Wat is de menselijke bijdrage aan Global Warming?

Weer een opzienbarende bijdrage van Jan Ruis in zijn speurtocht naar de feiten achter global warming. Neem even de tijd, want makkelijk is het niet. Maar de conclusies zijn bijzonder!

In het eerste artikel in deze serie werd multipele regressie toegepast van de mondiale oppervlaktetemperatuur van 1860-2014 op de AMO , ENSO en een antropogene forcering. De antropogene forcering werd verondersteld òf lineair te zijn òf logaritmisch. Het beste resultaat werd gevonden met een lineaire trend van 0,051°C/decade. De regressiecoëfficiënt voor de logaritmische forcering is 2,55*ln(CO2), waarin ln(CO2) de natuurlijke logaritme van de atmosferische CO2-concentratie. We noemen het eerste model, 0,051°C/decade, het lineaire model en het tweede model, 2,55*ln(CO2), het logaritmische model. De antropogene component vertegenwoordigt het totaal aan stralingsforceringen door broeikasgassen en aërosolen. Klimaatmodellen van het IPCC rekenen met logaritmische stralingsforcering. Voor de duidelijkheid zijn hier het lineaire en het logaritmische model grafisch naast elkaar gezet:

ajb15

ajb16
Guido van der Werf , die een artikel publiceerde over de resultaten van multipele regressie met 5 factoren, gebruikte een vertraging van 6 maanden voor de AMO en de ENSO. Daar zijn goede argumenten voor. Hieronder zijn de nieuwe resultaten, met vertraging van AMO en ENSO, voor de mondiale temperatuur met het lineaire model en daaronder met het logaritmische model:

ajb17

ajb18

Zoals te zien is in de plaatjes levert de vertraging van 3 maanden voor de ENSO een goede fit op met de El Niño pieken uit bijv. 1998, 1985 en 1876. Het lineaire model past nog steeds iets beter bij de waarnemingen. In beide modellen zijn de regressiecoëfficiënten voor de AMO en ENSO gelijk (AMO: 0,558; ENSO: 0,098).

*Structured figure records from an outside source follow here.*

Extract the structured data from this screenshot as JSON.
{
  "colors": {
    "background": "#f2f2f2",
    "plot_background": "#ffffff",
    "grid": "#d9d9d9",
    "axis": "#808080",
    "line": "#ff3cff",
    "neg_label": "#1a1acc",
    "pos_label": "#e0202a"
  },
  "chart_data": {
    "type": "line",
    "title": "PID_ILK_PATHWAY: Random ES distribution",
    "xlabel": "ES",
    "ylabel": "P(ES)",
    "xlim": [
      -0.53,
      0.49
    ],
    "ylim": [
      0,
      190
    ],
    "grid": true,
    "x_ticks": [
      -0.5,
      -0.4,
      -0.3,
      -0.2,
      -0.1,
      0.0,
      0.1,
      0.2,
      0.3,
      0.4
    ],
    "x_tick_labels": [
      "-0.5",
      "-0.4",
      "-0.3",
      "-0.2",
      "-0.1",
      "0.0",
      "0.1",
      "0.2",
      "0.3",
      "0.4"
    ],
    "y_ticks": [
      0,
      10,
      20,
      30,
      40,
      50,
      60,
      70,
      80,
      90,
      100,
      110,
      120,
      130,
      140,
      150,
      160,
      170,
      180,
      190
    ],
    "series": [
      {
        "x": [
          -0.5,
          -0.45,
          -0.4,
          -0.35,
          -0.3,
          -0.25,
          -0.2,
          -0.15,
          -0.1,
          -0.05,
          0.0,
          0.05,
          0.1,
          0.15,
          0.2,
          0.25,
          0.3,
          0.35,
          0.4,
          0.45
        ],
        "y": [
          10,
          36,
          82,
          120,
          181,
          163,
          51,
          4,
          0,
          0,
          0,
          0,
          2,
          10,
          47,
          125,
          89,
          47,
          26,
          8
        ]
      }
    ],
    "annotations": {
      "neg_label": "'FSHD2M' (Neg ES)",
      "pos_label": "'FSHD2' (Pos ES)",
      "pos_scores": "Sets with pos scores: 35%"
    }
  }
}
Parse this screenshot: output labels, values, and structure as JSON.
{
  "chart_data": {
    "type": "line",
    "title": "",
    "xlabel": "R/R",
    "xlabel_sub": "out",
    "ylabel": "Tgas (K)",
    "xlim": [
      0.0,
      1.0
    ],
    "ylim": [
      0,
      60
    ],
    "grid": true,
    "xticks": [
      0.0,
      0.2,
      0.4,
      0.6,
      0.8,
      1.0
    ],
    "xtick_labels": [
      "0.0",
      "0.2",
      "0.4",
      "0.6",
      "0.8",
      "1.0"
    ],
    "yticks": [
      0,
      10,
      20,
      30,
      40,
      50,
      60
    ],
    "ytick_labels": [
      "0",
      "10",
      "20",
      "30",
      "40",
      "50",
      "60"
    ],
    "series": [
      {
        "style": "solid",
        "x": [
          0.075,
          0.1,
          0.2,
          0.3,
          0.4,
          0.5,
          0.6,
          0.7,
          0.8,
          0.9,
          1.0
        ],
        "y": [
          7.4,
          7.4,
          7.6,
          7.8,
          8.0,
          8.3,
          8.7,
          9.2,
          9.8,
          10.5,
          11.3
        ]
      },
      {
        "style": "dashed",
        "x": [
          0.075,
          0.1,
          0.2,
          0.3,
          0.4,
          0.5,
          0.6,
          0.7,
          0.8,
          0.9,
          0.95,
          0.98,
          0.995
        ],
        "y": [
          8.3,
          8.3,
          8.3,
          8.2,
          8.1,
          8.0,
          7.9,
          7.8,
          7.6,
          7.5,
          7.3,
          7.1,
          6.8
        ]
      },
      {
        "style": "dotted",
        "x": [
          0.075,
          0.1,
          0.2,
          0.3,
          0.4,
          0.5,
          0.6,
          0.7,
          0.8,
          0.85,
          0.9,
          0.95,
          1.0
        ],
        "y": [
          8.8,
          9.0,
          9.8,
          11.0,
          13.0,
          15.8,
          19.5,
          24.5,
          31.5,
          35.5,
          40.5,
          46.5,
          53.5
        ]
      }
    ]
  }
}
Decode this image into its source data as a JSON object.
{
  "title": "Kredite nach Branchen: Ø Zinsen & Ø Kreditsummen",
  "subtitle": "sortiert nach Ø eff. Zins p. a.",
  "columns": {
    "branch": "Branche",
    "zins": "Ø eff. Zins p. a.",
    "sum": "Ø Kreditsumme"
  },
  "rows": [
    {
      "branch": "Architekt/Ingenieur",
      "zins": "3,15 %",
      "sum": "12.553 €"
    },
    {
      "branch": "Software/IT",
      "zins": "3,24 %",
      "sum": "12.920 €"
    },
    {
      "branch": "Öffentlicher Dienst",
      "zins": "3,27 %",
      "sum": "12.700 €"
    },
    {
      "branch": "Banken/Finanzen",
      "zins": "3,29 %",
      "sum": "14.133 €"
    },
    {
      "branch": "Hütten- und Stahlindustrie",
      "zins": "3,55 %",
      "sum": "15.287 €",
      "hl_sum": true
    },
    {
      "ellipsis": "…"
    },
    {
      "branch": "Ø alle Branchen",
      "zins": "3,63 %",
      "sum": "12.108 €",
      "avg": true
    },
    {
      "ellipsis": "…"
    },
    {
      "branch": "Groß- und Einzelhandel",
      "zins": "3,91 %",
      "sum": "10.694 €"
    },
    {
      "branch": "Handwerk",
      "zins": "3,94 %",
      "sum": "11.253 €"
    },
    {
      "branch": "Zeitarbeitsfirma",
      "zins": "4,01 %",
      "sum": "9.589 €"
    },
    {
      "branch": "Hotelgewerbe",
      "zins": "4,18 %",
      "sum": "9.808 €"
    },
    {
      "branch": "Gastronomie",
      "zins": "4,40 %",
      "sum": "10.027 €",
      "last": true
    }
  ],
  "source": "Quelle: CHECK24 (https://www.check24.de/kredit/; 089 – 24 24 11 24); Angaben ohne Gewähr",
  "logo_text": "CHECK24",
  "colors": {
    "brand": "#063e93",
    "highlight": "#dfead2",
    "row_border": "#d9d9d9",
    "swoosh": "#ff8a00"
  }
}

In het eerste artikel werd de ’transient climate response’ (tijdelijke klimaatgevoeligheid), kortweg TCR, berekend uit de theoretische opwarming op het moment dat een CO2-verdubbeling plaatsvindt uitgaande van de snelheid van de huidige stijging. Deze methode wordt door het IPCC genoemd. De TCR voor de lineaire trend vanaf 1860 tot een geprojecteerde CO2-verdubbeling is 1,08°C, wat nabij de ‘not very likely’ laagste waarde is die de IPCC noemt.

Een andere vaker toegepaste methode is door gebruik te maken van de formule voor de forcering van 3,7Wm-2 voor een CO2-verdubbeling:

TCR = ∆Tt / ∆Ft x 3,7Wm-2

waarin ∆Ft de verandering van de CO2-forcering in Wm2 en ∆Tt de temperatuurstijging over een bepaalde tijdsperiode t.

∆T werd berekend door een lineaire trendlijn te trekken door de antropogene component uit het multipele regressiemodel voor een gekozen tijdsperiode en vervolgens met de gevonden richtingscoëfficiënt en de tijdsperiode de bijbehorende ∆T te bepalen. ∆F werd berekend met de formule: 5,35 x ln(C/C0), waarin C de CO2 concentratie aan het eind van de gekozen periode en C0 de CO2 concentratie aan het begin van de gekozen periode. Resultaten:

ajbx

De TCR resultaten van het logaritmische model zijn ongeveer vergelijkbaar met die van Van der Werf & Dolman (2014).

Omdat de CO2 concentratie, en dus ln(CO2), exponentieel stijgt betekent dit voor het lineaire model dat TCR steeds kleiner wordt in de tijd. Het volgende plaatje laat dit zien:

ajb19

De stijgende rechte lijn is de lineaire trend, de kromme lijn is de forcering door CO2 die evenredig is met de CO2 concentratie die exponentieel stijgt. In het begin stijgt de lineaire trend sterker dan de forcering, dus de TCR is daar groot, maar aan het eind wordt de forcering veel groter, dus daalt de TCR. Over de laatste 36 jaar is de TCR nog maar 0,74°C, ver onder de laagste waarde die het IPCC opgeeft.

In het logaritmische model blijft de TCR min of meer constant in de tijd. Wat dat betreft zou dit model dus ‘logischer’ zijn dan het lineaire model. Er zijn klimatologische argumenten dat het logaritmische model waarschijnlijker is omdat CO2 nu eenmaal een broeikasgas is waarvan de stralingsforcering van 3,7W/m2 voor een CO2-verdubbeling goed beargumenteerd is. De opwarming zou dan een logaritmische functie van de CO2 concentratie zijn.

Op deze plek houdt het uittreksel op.